This year, give thanks for these trek-worthy restaurants across the country serving Thanksgiving dinner and toast a kitchen full of clean dishes.
This sleek upscale eatery—inspired by coastal Maine, surprisingly—hits all the right notes for an autumnal feast. Start out with a truffle- and celery-flecked chestnut soup paired with an amontillado Sherry from Bodegas Valdespino, making your way to the turkey saltimbocca served with cornbread pudding, salt-baked carrots and Domaine de la Charbonnière’s 2010 Les Hautes Brusquiéres Cuvée Spéciale from Châteauneuf-du-Pape. Dessert is an ode to the season, too: a sticky toffee apple cake with vanilla ice cream and smoked maple pecans paired with Le Bocce’s 2007 Vin Santo del Chianti Classico. Acadia’s five-course dinner is served from 1–7 pm, $85 per person, $135 with wine pairings.

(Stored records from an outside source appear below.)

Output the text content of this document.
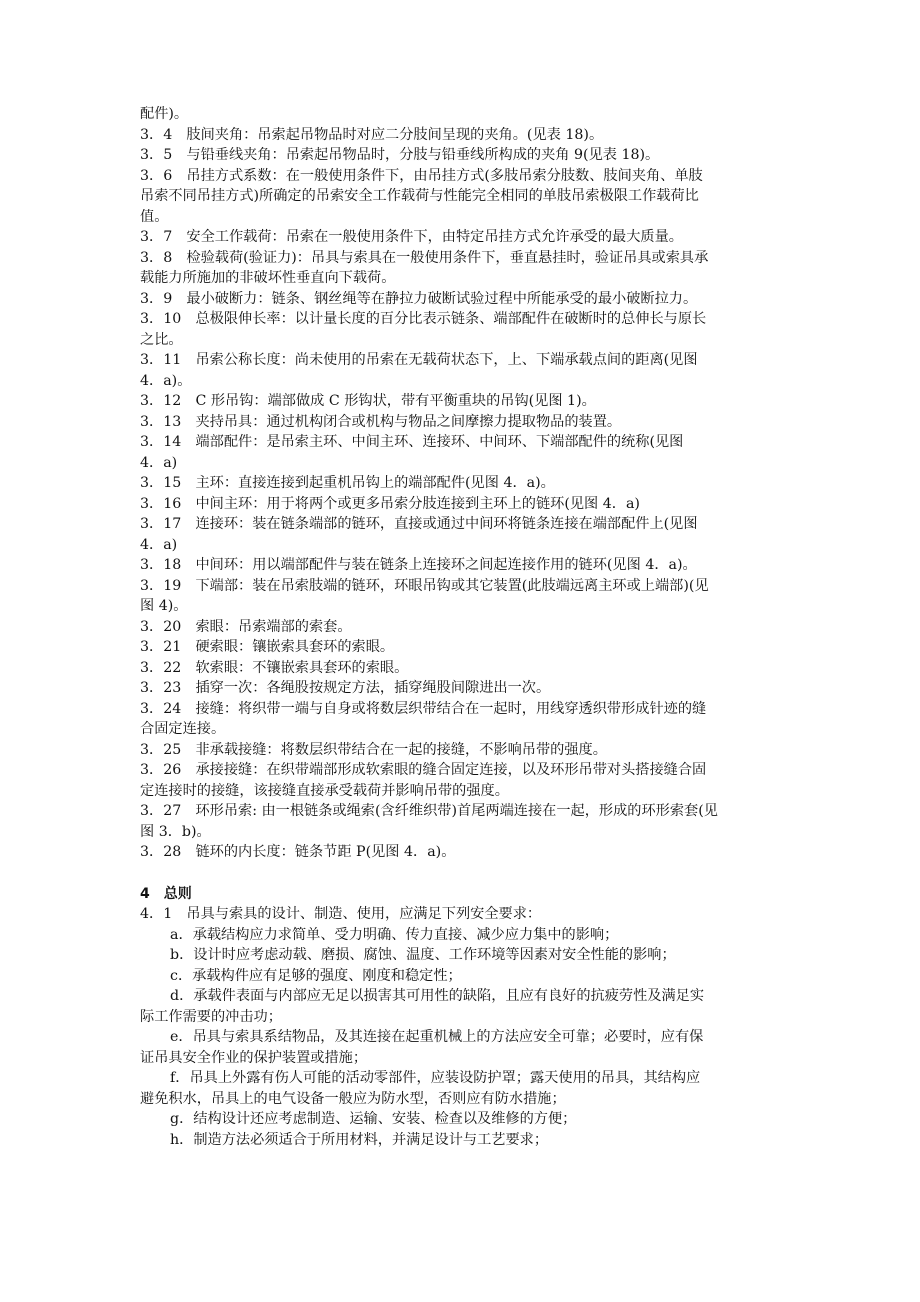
配件)。
3．4　肢间夹角：吊索起吊物品时对应二分肢间呈现的夹角。(见表 18)。
3．5　与铅垂线夹角：吊索起吊物品时，分肢与铅垂线所构成的夹角 9(见表 18)。
3．6　吊挂方式系数：在一般使用条件下，由吊挂方式(多肢吊索分肢数、肢间夹角、单肢
吊索不同吊挂方式)所确定的吊索安全工作载荷与性能完全相同的单肢吊索极限工作载荷比
值。
3．7　安全工作载荷：吊索在一般使用条件下，由特定吊挂方式允许承受的最大质量。
3．8　检验载荷(验证力)：吊具与索具在一般使用条件下，垂直悬挂时，验证吊具或索具承
载能力所施加的非破坏性垂直向下载荷。
3．9　最小破断力：链条、钢丝绳等在静拉力破断试验过程中所能承受的最小破断拉力。
3．10　总极限伸长率：以计量长度的百分比表示链条、端部配件在破断时的总伸长与原长
之比。
3．11　吊索公称长度：尚未使用的吊索在无载荷状态下，上、下端承载点间的距离(见图
4．a)。
3．12　C 形吊钩：端部做成 C 形钩状，带有平衡重块的吊钩(见图 1)。
3．13　夹持吊具：通过机构闭合或机构与物品之间摩擦力提取物品的装置。
3．14　端部配件：是吊索主环、中间主环、连接环、中间环、下端部配件的统称(见图
4．a)
3．15　主环：直接连接到起重机吊钩上的端部配件(见图 4．a)。
3．16　中间主环：用于将两个或更多吊索分肢连接到主环上的链环(见图 4．a)
3．17　连接环：装在链条端部的链环，直接或通过中间环将链条连接在端部配件上(见图
4．a)
3．18　中间环：用以端部配件与装在链条上连接环之间起连接作用的链环(见图 4．a)。
3．19　下端部：装在吊索肢端的链环，环眼吊钩或其它装置(此肢端远离主环或上端部)(见
图 4)。
3．20　索眼：吊索端部的索套。
3．21　硬索眼：镶嵌索具套环的索眼。
3．22　软索眼：不镶嵌索具套环的索眼。
3．23　插穿一次：各绳股按规定方法，插穿绳股间隙进出一次。
3．24　接缝：将织带一端与自身或将数层织带结合在一起时，用线穿透织带形成针迹的缝
合固定连接。
3．25　非承载接缝：将数层织带结合在一起的接缝，不影响吊带的强度。
3．26　承接接缝：在织带端部形成软索眼的缝合固定连接，以及环形吊带对头搭接缝合固
定连接时的接缝，该接缝直接承受载荷并影响吊带的强度。
3．27　环形吊索: 由一根链条或绳索(含纤维织带)首尾两端连接在一起，形成的环形索套(见
图 3．b)。
3．28　链环的内长度：链条节距 P(见图 4．a)。
4　总则
4．1　吊具与索具的设计、制造、使用，应满足下列安全要求：
a．承载结构应力求简单、受力明确、传力直接、减少应力集中的影响；
b．设计时应考虑动载、磨损、腐蚀、温度、工作环境等因素对安全性能的影响；
c．承载构件应有足够的强度、刚度和稳定性；
d．承载件表面与内部应无足以损害其可用性的缺陷，且应有良好的抗疲劳性及满足实
际工作需要的冲击功；
e．吊具与索具系结物品，及其连接在起重机械上的方法应安全可靠；必要时，应有保
证吊具安全作业的保护装置或措施；
f．吊具上外露有伤人可能的活动零部件，应装设防护罩；露天使用的吊具，其结构应
避免积水，吊具上的电气设备一般应为防水型，否则应有防水措施；
g．结构设计还应考虑制造、运输、安装、检查以及维修的方便；
h．制造方法必须适合于所用材料，并满足设计与工艺要求；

This airy Brooklyn eatery is flush with natural light and potted herbs, the ideal neighborhood haunt for a market-focused Thanksgiving. Some of the festive, composed plates dreamed up by Michelin-starred Chef Polo Dobkin (of now-shuttered Dressler fame) include Peconic Bay scallops with parsnip, shaved Brussels sprouts and black trumpet mushrooms, paired with Jean-Paul Brun’s 2013 Beaujolais Blanc, and a duck breast served with acorn and delicata squash, toasted quinoa and molé (Beverage Director Jeremy Adoma describes it as “earth on a plate”), a match for the spicy 2011 Ampelio Brunello from La Torre. Thanksgiving dinner will be served from 2–9 pm.
A beacon of Low Country cooking, this quaint house on palm-lined Queen Street dishes up an iconic Southern holiday menu with seasonal flair, this year starring a smoked turkey that Sommelier and Managing Partner Brad Ball pairs with Domaine Huet’s 2013 Le Haut-Lieu Vouvray Sec. Or buck the bird tradition and opt for the grilled double-cut pork chop with sweet potato gnocchi, Brussels sprouts and apple butter that Ball matches with Daniel Bouland’s 2012 Corcelette Vieilles Vignes from Morgon. The four-decades-old establishment’s old-fashioned Southern charm adds to the home-away-from-home experience. The Thanksgiving meal is served from 11 am–8:30 pm.
A dressed-up yet cool coastal vibe makes this quintessential white-tablecloth Sonoma Valley steakhouse a perfect wine-country holiday retreat. The locally sourced California bounty provides Chef Charlie Palmer—of Aureole in New York City fame—with the ingredients for iconic dishes like BN Ranch free-range turkey with Yukon Gold potato puree, Blue Lake beans and brioche dressing. Wine Director Rolando Maldonado suggests washing it down with Arista’s 2013 Harper’s Rest Pinot Noir from Russian River Valley. Dry Creek Kitchen’s three-course dinner is served from 2–7 pm, $65 per person.